Mahoneys secures an important victory for the management rights industry

15 February 2023

In a recent QCAT trial Mahoneys secured a victory for the resident manager in a claim brought by the body corporate which sought an order that the caretaking and letting agreements were void.

The case centred on a previous ruling by an adjudicator from the Office of the Commissioner for Body Corporate and Community Management that the scheme was, when established, incorrectly placed in the accommodation module and must transfer to the standard module.

The body corporate argued that as the scheme was unlawfully in the accommodation module it was in effect unable to make lawful decisions about the caretaking and letting agreements and therefore the 25 year agreements the body corporate entered into were void. Not just reduced to 10 years, but void absolutely.

QCAT accepted the position put forward by Mahoneys that this was not the case, that the scheme was (albeit incorrectly) in the accommodation module when the agreements were entered into, the subsequent change to the standard module did not change that as it was not retrospective and that in such instances the agreements retained their 25 year term.

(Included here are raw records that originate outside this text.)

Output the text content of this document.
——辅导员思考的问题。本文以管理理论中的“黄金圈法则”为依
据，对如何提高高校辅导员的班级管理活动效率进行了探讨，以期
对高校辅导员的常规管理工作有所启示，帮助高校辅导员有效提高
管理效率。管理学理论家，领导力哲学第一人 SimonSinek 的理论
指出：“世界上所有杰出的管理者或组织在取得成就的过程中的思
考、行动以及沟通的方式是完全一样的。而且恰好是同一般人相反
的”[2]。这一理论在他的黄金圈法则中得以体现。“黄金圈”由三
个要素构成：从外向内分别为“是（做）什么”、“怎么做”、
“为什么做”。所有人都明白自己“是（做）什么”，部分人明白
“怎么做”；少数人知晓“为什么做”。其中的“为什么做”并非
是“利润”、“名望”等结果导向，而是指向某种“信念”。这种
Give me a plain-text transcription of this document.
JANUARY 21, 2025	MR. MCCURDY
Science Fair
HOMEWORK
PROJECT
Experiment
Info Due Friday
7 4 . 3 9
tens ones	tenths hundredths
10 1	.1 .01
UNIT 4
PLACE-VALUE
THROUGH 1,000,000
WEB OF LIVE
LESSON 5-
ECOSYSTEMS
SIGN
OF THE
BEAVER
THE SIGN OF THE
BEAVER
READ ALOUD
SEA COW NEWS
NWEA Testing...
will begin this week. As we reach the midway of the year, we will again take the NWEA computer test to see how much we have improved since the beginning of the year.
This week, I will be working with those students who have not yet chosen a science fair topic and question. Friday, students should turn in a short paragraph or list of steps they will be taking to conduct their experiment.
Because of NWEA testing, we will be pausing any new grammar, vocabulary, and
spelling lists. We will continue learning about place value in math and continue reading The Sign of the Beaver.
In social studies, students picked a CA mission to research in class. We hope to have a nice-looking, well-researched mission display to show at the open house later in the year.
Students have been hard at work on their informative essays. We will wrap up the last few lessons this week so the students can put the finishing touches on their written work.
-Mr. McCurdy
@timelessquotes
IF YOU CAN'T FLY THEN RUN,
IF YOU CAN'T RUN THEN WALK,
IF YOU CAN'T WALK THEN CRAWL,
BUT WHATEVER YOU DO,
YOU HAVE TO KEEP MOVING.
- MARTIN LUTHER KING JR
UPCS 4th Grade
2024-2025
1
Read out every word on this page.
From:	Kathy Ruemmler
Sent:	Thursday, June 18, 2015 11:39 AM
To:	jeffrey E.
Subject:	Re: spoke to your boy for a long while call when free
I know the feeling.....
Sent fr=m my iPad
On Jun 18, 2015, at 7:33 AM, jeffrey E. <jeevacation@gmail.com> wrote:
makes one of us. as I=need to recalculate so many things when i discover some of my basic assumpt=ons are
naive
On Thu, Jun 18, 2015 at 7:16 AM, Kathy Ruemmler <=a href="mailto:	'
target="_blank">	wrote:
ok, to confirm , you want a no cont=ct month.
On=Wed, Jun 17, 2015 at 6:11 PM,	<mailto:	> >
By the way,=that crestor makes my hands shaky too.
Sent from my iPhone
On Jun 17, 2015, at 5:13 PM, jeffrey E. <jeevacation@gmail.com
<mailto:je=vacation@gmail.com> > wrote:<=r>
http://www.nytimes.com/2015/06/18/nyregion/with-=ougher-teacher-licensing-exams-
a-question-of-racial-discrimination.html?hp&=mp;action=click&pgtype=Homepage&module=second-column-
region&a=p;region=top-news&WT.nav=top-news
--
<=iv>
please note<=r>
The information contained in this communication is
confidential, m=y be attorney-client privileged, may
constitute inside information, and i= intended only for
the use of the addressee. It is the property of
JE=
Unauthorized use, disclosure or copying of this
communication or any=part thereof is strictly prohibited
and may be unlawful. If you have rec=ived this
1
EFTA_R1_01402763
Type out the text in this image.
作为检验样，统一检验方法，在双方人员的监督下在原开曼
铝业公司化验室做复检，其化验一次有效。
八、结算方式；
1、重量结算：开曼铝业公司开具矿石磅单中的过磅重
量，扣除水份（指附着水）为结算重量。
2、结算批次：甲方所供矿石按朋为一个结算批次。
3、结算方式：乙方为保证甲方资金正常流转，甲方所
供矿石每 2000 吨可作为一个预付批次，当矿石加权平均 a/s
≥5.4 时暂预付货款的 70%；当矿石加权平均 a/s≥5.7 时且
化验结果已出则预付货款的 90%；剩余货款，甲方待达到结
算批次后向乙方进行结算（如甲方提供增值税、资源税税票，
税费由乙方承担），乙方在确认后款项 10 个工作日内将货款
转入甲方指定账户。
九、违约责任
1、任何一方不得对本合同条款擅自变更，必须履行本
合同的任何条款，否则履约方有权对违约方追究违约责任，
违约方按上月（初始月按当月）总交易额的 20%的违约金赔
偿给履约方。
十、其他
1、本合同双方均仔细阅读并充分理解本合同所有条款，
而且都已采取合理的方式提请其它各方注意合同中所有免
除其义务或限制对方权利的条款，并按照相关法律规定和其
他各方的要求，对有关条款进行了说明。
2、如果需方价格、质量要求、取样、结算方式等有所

The decision was a critical one for our client but also for the management rights industry. The original adjudicator’s decision established that where a scheme may be incorrectly placed in the accommodation module (because at the time a majority of lots were not intended to be rented out or available for rent), any owner can challenge that and obtain an order that the scheme transfer to the standard module (which of course limits the term of agreements to 10 years). However as QCAT has determined, that change does not render void or reduce the term of the 25 year agreements.

Whilst the consequence of the change of module is, based on certain QCAT decisions about the impact of an assignment on caretaking and letting agreements, likely to be that if these agreements are assigned in the future, the term will reduce to 10 years from the assignment, that consequence is moderate compared to the consequences had the body corporate’s argument that the agreements were void been successful.

I should add that the case had many complications, involved disputes about more than just the points covered above and is now under appeal by the body corporate. Mahoneys will issue an update after the appeal is determined.